How to Avoid Self Incrimination in Arizona?

How to Avoid Self Incrimination in Arizona

How to Avoid Self Incrimination in Arizona?

If you were arrested under charges of felony or misdemeanor, you will be taken into custody, awaiting the initial appearance before a judge. Depending on the severity of the charge and the evidence presented by police, the judge may release you on bond or determine that you should await trial in custody.
These are the standard steps in a criminal case in Arizona. In this article, a criminal defense AZ law attorney will explain you how to avoid damaging your case by self incrimination while in custody.

You Have No Privacy in Custody

The term itself – custody – means that someone else has control over you and everything you say and do. Thus, the only moments when you can speak freely are the consultations with your criminal defense AZ law attorney. These are privileged conversations protected by confidentiality stemming from the lawyer-client relationship.
In any other circumstances, the law enforcement officers can and will monitor everything you say or write using any form of communication. And this is not all.

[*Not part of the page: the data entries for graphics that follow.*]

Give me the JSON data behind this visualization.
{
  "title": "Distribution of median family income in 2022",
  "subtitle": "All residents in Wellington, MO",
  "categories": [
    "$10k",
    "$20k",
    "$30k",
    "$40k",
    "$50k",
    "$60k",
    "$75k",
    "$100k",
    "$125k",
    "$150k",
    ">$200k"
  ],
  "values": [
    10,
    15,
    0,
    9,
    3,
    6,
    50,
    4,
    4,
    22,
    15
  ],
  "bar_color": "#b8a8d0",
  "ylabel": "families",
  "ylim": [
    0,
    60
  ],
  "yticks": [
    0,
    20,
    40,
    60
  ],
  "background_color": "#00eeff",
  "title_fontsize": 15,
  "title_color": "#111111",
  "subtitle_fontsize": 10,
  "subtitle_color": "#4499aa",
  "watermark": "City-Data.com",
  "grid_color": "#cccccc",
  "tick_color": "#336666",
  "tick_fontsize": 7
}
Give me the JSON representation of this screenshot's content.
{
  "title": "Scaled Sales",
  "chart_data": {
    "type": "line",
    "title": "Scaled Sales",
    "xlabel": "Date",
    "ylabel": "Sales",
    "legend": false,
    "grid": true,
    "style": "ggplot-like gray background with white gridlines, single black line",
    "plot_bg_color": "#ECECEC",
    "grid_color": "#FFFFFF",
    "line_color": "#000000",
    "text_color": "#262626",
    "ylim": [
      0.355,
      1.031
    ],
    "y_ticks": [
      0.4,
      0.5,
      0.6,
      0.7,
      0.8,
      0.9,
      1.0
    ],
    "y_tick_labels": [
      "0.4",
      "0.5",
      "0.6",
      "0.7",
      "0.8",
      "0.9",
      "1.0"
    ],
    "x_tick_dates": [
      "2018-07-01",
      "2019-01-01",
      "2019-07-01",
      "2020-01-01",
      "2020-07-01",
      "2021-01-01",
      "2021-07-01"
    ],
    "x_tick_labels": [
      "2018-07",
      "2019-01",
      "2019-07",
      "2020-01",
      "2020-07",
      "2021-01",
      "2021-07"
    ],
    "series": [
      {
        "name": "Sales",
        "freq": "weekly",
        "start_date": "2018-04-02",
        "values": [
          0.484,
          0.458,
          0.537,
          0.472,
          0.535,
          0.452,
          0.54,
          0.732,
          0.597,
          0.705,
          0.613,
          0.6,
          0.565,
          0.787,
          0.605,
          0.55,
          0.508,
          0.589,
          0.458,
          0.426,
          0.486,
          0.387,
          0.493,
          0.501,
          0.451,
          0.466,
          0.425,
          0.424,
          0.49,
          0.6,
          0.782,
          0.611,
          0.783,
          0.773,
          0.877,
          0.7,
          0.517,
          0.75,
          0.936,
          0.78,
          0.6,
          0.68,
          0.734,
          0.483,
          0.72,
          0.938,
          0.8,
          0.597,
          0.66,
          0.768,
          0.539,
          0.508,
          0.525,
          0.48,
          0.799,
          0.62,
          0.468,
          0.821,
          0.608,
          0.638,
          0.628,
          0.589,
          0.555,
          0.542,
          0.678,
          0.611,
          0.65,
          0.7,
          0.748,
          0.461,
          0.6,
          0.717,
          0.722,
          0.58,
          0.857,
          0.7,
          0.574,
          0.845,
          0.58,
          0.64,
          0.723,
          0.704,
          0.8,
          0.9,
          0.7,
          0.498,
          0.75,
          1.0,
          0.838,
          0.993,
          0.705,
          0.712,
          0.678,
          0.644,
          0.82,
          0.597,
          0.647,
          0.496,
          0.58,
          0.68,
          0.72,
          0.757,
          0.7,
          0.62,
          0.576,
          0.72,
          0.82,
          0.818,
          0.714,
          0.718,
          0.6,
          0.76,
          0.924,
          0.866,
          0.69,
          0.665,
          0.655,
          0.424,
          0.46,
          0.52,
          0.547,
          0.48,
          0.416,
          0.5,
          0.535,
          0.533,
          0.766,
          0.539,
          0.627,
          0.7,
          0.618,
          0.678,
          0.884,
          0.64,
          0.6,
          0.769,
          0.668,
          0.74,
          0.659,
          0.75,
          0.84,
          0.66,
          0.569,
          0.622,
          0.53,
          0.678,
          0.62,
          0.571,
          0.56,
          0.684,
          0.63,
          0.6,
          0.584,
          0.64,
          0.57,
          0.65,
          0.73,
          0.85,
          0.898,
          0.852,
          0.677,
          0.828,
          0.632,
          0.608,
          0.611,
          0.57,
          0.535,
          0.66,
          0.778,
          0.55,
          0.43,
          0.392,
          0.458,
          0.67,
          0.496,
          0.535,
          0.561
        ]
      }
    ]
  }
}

Anyone You Talk to Except from Your Criminal Defense AZ Law Attorney Can Testify against You

Another inmate, a prison guard, a friend or family member you talk to on the phone – all these persons can be subpoenaed by the prosecution to testify against you. And, even if they want to, they cannot refuse to do it; otherwise they would be charged with contempt of court.
Once again, the only person you can speak freely with is your criminal defense AZ law attorney. Resist any enticement to discuss your case or even describe what happened in your own words to anyone. Even the most innocent statement can be interpreted in a way that hurts your case.

Your Mail Is Monitored, As Well

You probably know that it is illegal to open someone else’s mail. This is a federal offense, according to 18 U.S. Code 1702 – Obstruction of correspondence. However, this federal law does not apply to mail sent and received by inmates of jail and prison facilities.
Thus, the authorities have the right to open your mail and read it – and you can be sure that they will do it. Therefore, you should clearly instruct anyone sending you letters or packages while you are in custody to refrain from mentioning any aspect, no matter how trivial, connected with your case.
At the same time, you should also censor yourself from discussing any aspect related to:

  • The events that led to your arrest
  • The charges against you
  • The legal procedure
  • The discussions with your criminal defense AZ law attorney.

You Have the Right to Remain Silent

As you may have seen in movies, arresting officers must tell you your rights. They are called the Miranda Rights and start with the phrase: “you have the right to remain silent”.
These rights were enshrined in US law following the Miranda v. Arizona case of 1966. You may express your wish to remain silent in speaking, writing or electronic form.

Get the Representation You Deserve from an Experienced Criminal Defense Lawyer!

Being in custody does not mean that you are guilty and will receive a sentence. The US justice system is based on the presumption of innocence. And an experienced criminal defense AZ law attorney can collect evidence that proves your innocence.

However, you must also help your case by avoiding self incrimination. It is understandable that you want to unburden yourself to a fellow inmate or sympathetic guard. But refrain from that, as you may find that person taking the stand as a witness for the prosecution, testifying against you. Your lawyer is the only ally you can trust during this difficult time, so make sure that you have the best representation!